Garcia-Torres’ lawyers will likely seek appellate review, attorney Brian J. Matthews said. But the appellate court is not obligated to take up the case, and the move is considered a long shot.
“This portion of the trial process is long overdue and the delay caused needless, unwarranted pain,” said Roger Nelson, one of more than 750 people from around the Bay Area who had searched for Sierra’s body. “I’m happy there will be closure of this segment.”
Garcia-Torres was convicted in May of abducting and killing 15-yearold Sierra as she made her way to her school bus stop in a semirural area north of Morgan Hill early one morning in 2012. He was also found guilty of the 2009 attempted kidnappings of three other women from grocery store parking lots, which the prosecution portrayed as a “training ground” for Sierra’s abduction and murder three years later.
Defense attorneys Al Lopez and Matthews had argued that Zecher’s failure to disclose that she had once represented the prosecution’s lead investigator, Sheriff’s Sgt.
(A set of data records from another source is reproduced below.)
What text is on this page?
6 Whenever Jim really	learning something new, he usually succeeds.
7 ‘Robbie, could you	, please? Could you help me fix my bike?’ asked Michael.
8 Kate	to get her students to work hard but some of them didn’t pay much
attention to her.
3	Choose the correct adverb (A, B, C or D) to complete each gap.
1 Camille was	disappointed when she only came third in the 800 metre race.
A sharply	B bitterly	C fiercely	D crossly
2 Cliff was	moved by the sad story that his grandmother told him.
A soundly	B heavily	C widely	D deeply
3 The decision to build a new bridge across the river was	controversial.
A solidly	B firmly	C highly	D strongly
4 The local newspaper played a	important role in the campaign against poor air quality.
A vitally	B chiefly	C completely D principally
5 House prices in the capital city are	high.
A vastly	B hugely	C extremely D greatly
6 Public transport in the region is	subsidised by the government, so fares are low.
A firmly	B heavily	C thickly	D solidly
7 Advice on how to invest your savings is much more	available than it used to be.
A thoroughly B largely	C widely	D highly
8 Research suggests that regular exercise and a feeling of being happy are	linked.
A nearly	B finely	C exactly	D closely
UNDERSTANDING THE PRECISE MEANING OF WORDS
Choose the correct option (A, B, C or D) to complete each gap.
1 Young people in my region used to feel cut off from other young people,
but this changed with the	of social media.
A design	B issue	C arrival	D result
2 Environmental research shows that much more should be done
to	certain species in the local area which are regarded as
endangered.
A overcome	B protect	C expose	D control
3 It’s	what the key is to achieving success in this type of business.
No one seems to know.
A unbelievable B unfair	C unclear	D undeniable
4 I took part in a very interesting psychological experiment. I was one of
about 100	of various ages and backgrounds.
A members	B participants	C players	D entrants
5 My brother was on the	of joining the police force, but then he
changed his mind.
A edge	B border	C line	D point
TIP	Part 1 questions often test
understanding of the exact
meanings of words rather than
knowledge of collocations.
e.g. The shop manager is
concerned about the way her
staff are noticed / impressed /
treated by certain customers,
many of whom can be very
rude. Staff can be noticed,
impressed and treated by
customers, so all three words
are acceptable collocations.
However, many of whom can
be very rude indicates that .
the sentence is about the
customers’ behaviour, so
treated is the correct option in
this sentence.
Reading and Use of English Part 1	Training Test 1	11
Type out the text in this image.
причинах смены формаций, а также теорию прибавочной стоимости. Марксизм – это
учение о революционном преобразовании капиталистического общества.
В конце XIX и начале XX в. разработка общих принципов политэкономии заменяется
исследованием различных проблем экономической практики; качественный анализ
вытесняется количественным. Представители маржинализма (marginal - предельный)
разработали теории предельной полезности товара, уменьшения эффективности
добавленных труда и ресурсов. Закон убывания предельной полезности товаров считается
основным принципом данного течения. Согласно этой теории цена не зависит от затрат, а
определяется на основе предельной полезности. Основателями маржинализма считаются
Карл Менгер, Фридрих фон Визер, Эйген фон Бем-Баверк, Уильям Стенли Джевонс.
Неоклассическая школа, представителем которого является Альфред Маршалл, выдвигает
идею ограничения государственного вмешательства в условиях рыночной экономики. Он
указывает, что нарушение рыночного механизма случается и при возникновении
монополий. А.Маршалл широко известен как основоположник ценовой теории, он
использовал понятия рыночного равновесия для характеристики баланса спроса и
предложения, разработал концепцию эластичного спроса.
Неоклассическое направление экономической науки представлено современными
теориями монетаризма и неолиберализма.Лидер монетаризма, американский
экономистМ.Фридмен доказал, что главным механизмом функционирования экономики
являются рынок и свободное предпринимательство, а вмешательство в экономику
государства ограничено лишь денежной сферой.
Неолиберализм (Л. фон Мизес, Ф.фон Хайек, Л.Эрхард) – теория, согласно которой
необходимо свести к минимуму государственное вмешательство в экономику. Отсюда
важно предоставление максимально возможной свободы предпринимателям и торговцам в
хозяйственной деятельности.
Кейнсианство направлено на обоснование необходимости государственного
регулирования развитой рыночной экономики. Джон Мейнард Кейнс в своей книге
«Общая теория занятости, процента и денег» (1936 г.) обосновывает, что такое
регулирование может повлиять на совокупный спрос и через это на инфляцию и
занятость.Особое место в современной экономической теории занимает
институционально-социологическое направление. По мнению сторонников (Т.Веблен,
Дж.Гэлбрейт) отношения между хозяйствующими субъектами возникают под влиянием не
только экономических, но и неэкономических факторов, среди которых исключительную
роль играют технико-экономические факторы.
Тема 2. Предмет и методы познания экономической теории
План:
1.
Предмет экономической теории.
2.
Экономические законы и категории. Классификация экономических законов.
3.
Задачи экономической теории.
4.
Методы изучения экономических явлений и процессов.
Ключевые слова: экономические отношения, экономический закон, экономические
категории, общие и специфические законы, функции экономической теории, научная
Herman Leon — whose integrity has become an issue in the Sierra trial and in another recent murder case — deprived them of the chance to exercise their right to disqualify her without cause before trial.
More than 25 years ago, Leon was sued for wrongful death in a case that involved allegations of excessive force against a mentally ill jail inmate, who died in 1989 after being held down and repeatedly jolted with a Taser. At the time, Zecher worked for the County Counsel’s Office and handled the case.
Zecher said in the court document that although she remembered the case generally, she did not recall that Leon was a named party until Lopez and Matthews brought it up. Leon was one of 14 jail employees named in the lawsuit and played a relatively peripheral role in the incident.
However, the defense had argued that a person aware of the prior representation would “reasonably entertain a doubt” that Zecher would be able to be fair and impartial, one of the legal standards for disqualification in the civil code. Therefore, they claimed, Zecher was unfit to handle motions seeking a new trial on the basis of Leon’s alleged conduct and for Leon’s personnel records.
But Ross disagreed, stating in his opinion that “in light of Leon’s de minimis
role in the Leonti case — one of 14 Sheriff’s Department employees in a case in which she represented the county and Sheriff’s Department for one year, 27 years ago — a fully informed reasonable member of the public would not entertain doubts that Judge Zecher is impartial.”
If the ruling had gone against Zecher, GarciaTorres’ sentencing would be delayed for months while another judge read transcripts of the trial, which stretched for about four months.
In court documents opposing the defense motion for a new trial, the prosecution scoffed at the notion that the verdict should be overturned, vehemently denying that Leon tampered with evidence in the Sierra case, as the defense alleges. Even if he did, prosecutors claim, there is a mountain of other evidence against Garcia-Torres.